SET TRANSACTION ISOLATION LEVEL SERIALIZABLE
BEGIN TRANSACTION
--All records will be moved out of the ArchiveSummary table in a 
--serializable transaction to prevent updates to the table during consolidation. 
--When the data is moved out of ArchiveSummary into the cache table, ArchiveSummary 
--is truncated and the transaction committed to enable normal activities on the table 

INSERT ArchiveSummary_Cache
       ([VaultIdentity]
       ,[ArchivePointIdentity]
       ,[SavesetIdentity]
       ,[ArchivedDate]
       ,[OriginalSize]
       ,[ArchivedItemSize]
       ,[FileTypeID]
       ,[RefCount]
       ,[IsFSA]
       ,[MissingOriginalSizeRefCount]
       ,[IncludeInTimeSummaries]
       ,[ContentProviderIdentity]
       ,[RoundedOriginalSize])
SELECT [VaultIdentity]
      ,[ArchivePointIdentity]
      ,[SavesetIdentity]
      ,[ArchivedDate]
      ,[OriginalSize]
      ,[ArchivedItemSize]
      ,[FileTypeID]
      ,[RefCount]
      ,[IsFSA]
      ,[MissingOriginalSizeRefCount]
      ,[IncludeInTimeSummaries]
      ,[ContentProviderIdentity]
      ,[RoundedOriginalSize]
FROM ArchiveSummary

SELECT @retVal = @@ERROR,@totalSourceRecords = @@ROWCOUNT

IF( @retVal = 0)
BEGIN
    DELETE FROM  ArchiveSummary         
    SELECT @retVal = @@ERROR
    IF( @retVal = 0)
    BEGIN
        COMMIT TRANSACTION
        SET @CurrentCount = 0
    END
    ELSE
        ROLLBACK TRANSACTION
END
ELSE
BEGIN
    ROLLBACK TRANSACTION
    RETURN @retVal
END

Full SP here

In what order are the locks being taken ?
Is there any way to avoid these deadlocks ? Adding CPU, Memory, Indexes, or Locking granularity ?

Best Answer

I agree with @Kin - why is Enterprise Vault running the same query at the same time from two different sessions? Is it possible you have more copies of EV running than you thought?

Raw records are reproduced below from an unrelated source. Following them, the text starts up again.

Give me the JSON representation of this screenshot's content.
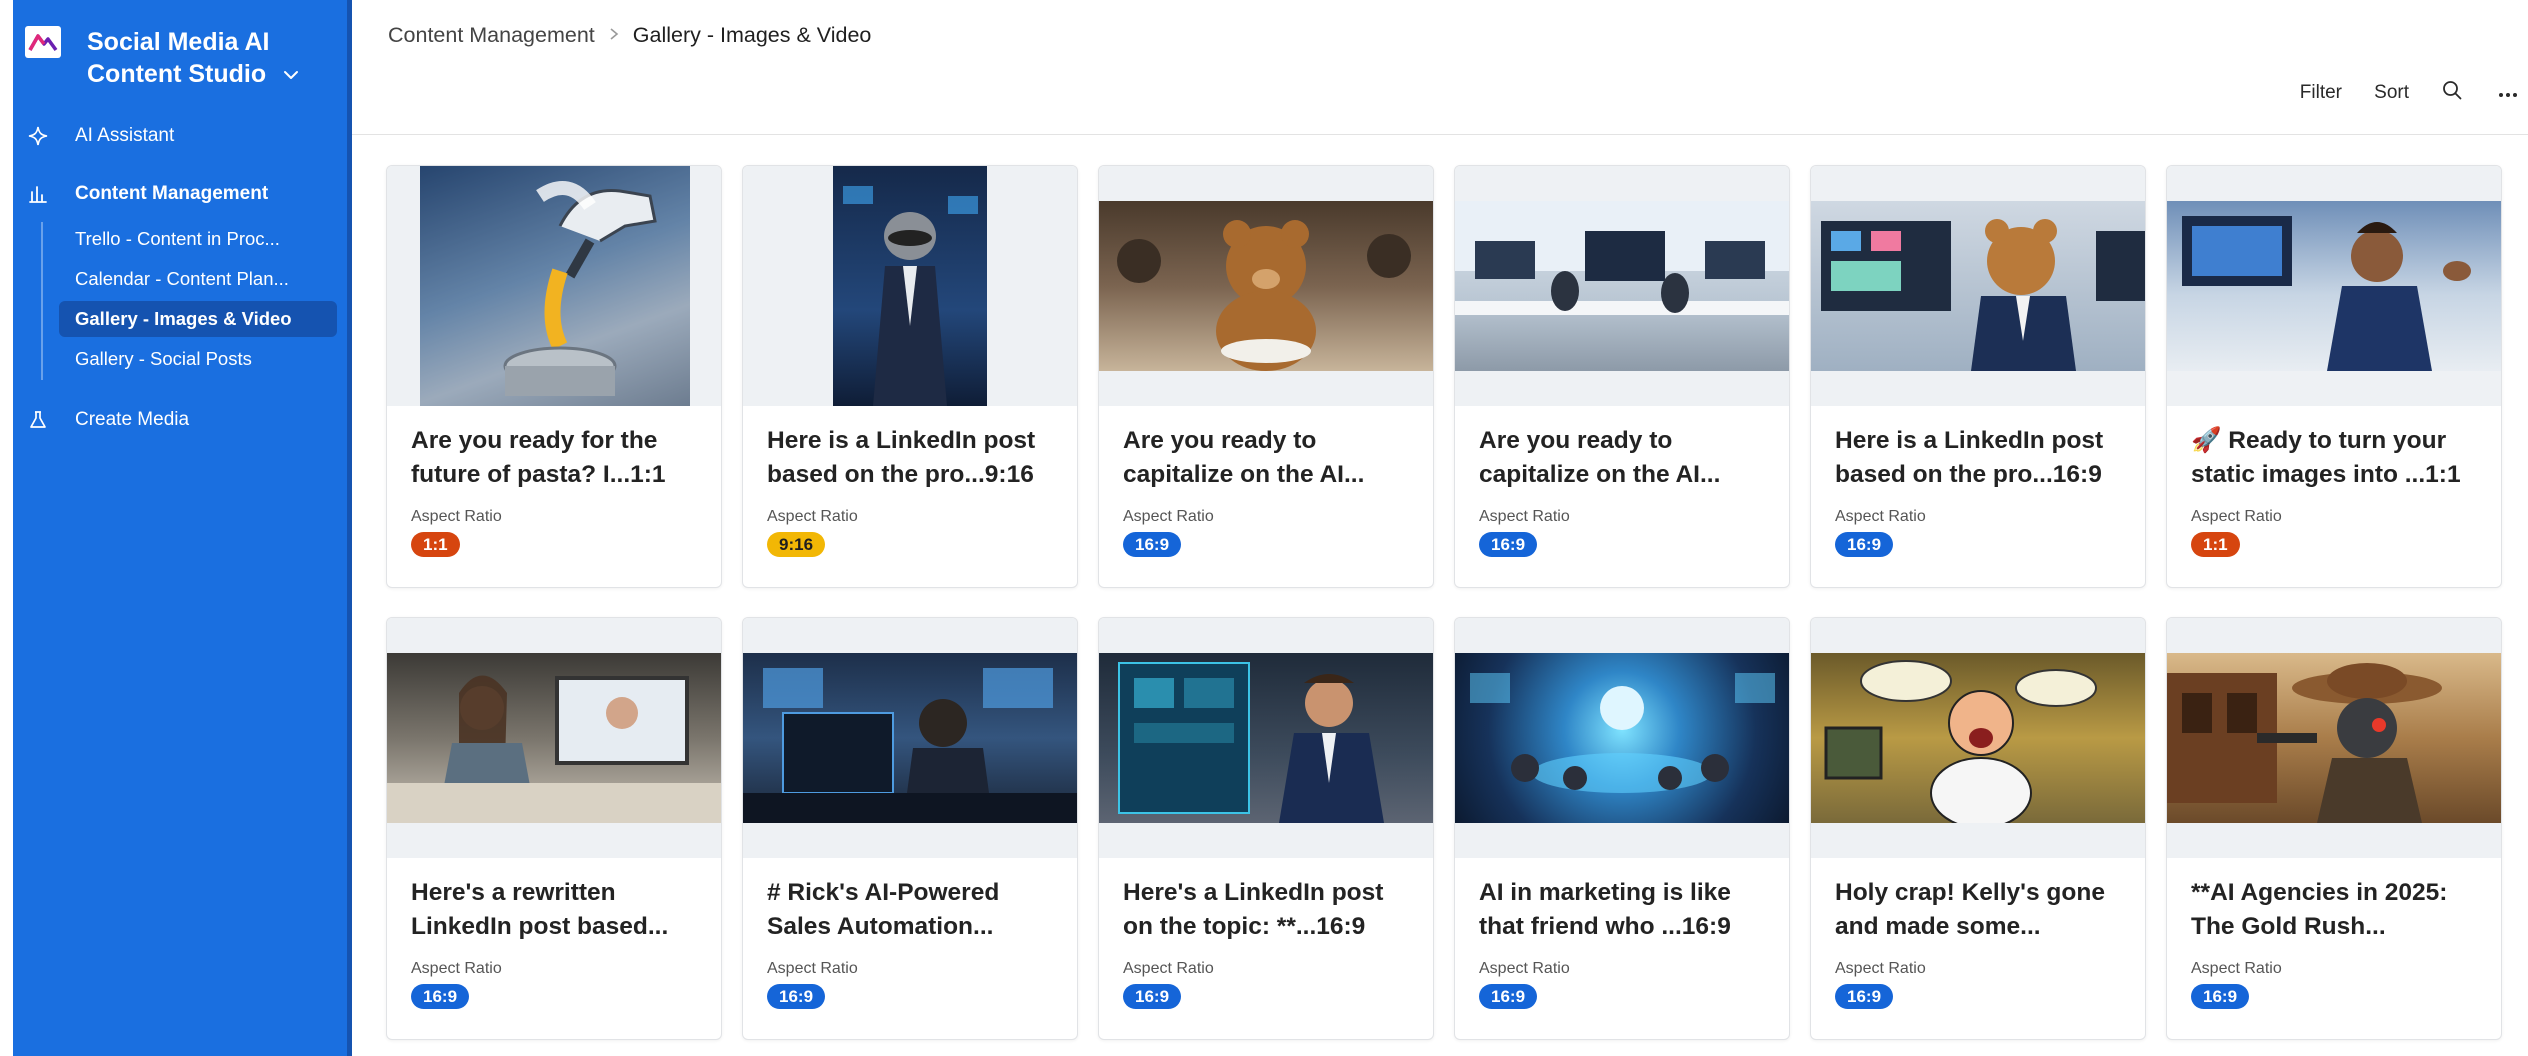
{
  "app": {
    "title": "Social Media AI Content Studio"
  },
  "sidebar": {
    "items": [
      {
        "label": "AI Assistant",
        "icon": "sparkle-icon"
      },
      {
        "label": "Content Management",
        "icon": "bar-chart-icon"
      },
      {
        "label": "Create Media",
        "icon": "flask-icon"
      }
    ],
    "subitems": [
      {
        "label": "Trello - Content in Proc..."
      },
      {
        "label": "Calendar - Content Plan..."
      },
      {
        "label": "Gallery - Images & Video",
        "active": true
      },
      {
        "label": "Gallery - Social Posts"
      }
    ]
  },
  "breadcrumb": {
    "parent": "Content Management",
    "current": "Gallery - Images & Video"
  },
  "toolbar": {
    "filter_label": "Filter",
    "sort_label": "Sort",
    "search_icon": "search-icon",
    "more_icon": "more-horizontal-icon"
  },
  "gallery": {
    "aspect_ratio_label": "Aspect Ratio",
    "badge_colors": {
      "1:1": "#d6450f",
      "9:16": "#f2b705",
      "16:9": "#1565d8"
    },
    "cards": [
      {
        "title": "Are you ready for the future of pasta? I...1:1",
        "ratio": "1:1",
        "scene": "robot arm cooking pasta"
      },
      {
        "title": "Here is a LinkedIn post based on the pro...9:16",
        "ratio": "9:16",
        "scene": "raccoon in business suit"
      },
      {
        "title": "Are you ready to capitalize on the AI...",
        "ratio": "16:9",
        "scene": "teddy bear at dinner table"
      },
      {
        "title": "Are you ready to capitalize on the AI...",
        "ratio": "16:9",
        "scene": "modern office with monitors"
      },
      {
        "title": "Here is a LinkedIn post based on the pro...16:9",
        "ratio": "16:9",
        "scene": "teddy bear presenting dashboards"
      },
      {
        "title": "🚀 Ready to turn your static images into ...1:1",
        "ratio": "1:1",
        "scene": "man gesturing at screens"
      },
      {
        "title": "Here's a rewritten LinkedIn post based...",
        "ratio": "16:9",
        "scene": "man on video call"
      },
      {
        "title": "# Rick's AI-Powered Sales Automation...",
        "ratio": "16:9",
        "scene": "chimpanzee at computer"
      },
      {
        "title": "Here's a LinkedIn post on the topic: **...16:9",
        "ratio": "16:9",
        "scene": "man presenting dashboard"
      },
      {
        "title": "AI in marketing is like that friend who ...16:9",
        "ratio": "16:9",
        "scene": "robot hologram meeting"
      },
      {
        "title": "Holy crap! Kelly's gone and made some...",
        "ratio": "16:9",
        "scene": "cartoon man shouting"
      },
      {
        "title": "**AI Agencies in 2025: The Gold Rush...",
        "ratio": "16:9",
        "scene": "cowboy robot western"
      }
    ]
  }
}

Here is how SQL Sentry Plan Explorer PRO visualizes the deadlock (click to enlarge):

click to enlarge

Yes, they are both stuck trying to delete from ArchiveSummary. It's possible this is because there are other locks taken in an outer transaction that we can't see (or because EV is issuing it's own client-side transaction scope).

But before you even start to troubleshoot the code itself, I'd be interested in figuring out why this stored procedure is being called multiple times concurrently in the first place. That seems problematic no matter how you eliminate the deadlocks.